もう一つ、理事の役割というものを、やはりもう1回ちゃんと考えないといけないかなと思っていて、本当に、そんなに長くやっていないとできないのですかと、すみません、すごくちょっと叩かれてしまうかもしれないのですけど、要は、NFというものを考えた時に、公益法人という、民間の企業とは違う特殊性はありますと。それから、収益構造は少々、通常の企業とは違います。そして、多分組織が脆弱で、スポーツ界以外のところに比べると脆弱という特殊性はありますけれども。
では、組織運営に求められる資質能力が、他の分野と大きく違うかというと、違わないと思うんですね、マネジメントに必要な能力は。ただし、知らないと間違った判断をする場面というのはあるので、支える人たち、これは事務局だと思うのですけれども、支える人たちが、その競技に特有の重要な事項を、きちんとそういう方に伝えられるということが必要なのではないかと思っていて、ちょっとそこを整理しないと、やはり長くないと組織運営できないよね、という前提で話をすると、ちょっとまた方向性が変わってきてしまうのかなと思った二点を、コメントとして申し上げます。

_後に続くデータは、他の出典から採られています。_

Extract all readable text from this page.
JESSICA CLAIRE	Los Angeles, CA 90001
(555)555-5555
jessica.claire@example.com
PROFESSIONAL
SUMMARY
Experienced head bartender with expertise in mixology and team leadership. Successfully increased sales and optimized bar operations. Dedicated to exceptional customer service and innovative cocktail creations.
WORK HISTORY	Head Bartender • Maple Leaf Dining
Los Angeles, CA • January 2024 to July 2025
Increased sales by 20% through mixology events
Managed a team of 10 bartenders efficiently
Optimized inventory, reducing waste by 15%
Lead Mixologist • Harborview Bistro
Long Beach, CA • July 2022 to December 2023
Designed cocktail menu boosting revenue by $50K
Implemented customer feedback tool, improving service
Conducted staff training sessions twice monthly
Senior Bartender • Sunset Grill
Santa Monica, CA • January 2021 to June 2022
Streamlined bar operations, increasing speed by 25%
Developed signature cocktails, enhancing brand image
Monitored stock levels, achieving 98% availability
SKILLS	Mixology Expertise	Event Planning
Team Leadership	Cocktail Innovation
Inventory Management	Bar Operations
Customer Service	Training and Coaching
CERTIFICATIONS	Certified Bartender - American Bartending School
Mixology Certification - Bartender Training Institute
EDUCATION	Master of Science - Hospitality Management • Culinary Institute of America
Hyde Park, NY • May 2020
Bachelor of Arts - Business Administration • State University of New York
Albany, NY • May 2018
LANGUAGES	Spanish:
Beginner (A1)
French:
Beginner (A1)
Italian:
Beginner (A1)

【友添部会長】 すみません、一点目、ちょっと言葉足らずでしたけれども、委員を、まずはどのような順番で、どういうように育てていくのかという、はっきり言うと、カリキュラムですよね。そういうカリキュラムを作って、それを提案してくれということですね。何も理事にすぐするということではなくて、この委員会が終わったら、次この委員を経験して…というような、謂わば、カリキュラム構成を作るということが一点と。
それから、二点目の方ですけれども、全くその通りで、例えば、今度逆に言うと、データが示しているように、IFの理事になるには、NFの理事であることが必須ではない。つまり、データをみる限り実はあまり関係ありません。
私がデータで確認したところで言うと、日本人のIF役員が今36人いて、IFの理事になった時のNFの理事歴に関して見ると、10年未満が25人となっています。ほとんどが10年未満です。それから、0年が13人いるわけです。つまり、NFの理事の経験がなくて、すぐにIFの理事になっている。もちろん、何か様々な役割を担えるということだと思います。
このようにお話しすると、連盟や団体によって、事情は違うと言うけれども、今度は逆に言うと、事務局に、連盟ごとの理事在任の期間を確認するという作業も、実はお願いをしましたが、これはなかなか確認が難しかったようです。この間、事務局にはかなり難しいデータを揃えていただいて、せっかくですから、こういうデータも、実はエビデンスとして、やはり私達は見ていかなければいけないと思うのですが。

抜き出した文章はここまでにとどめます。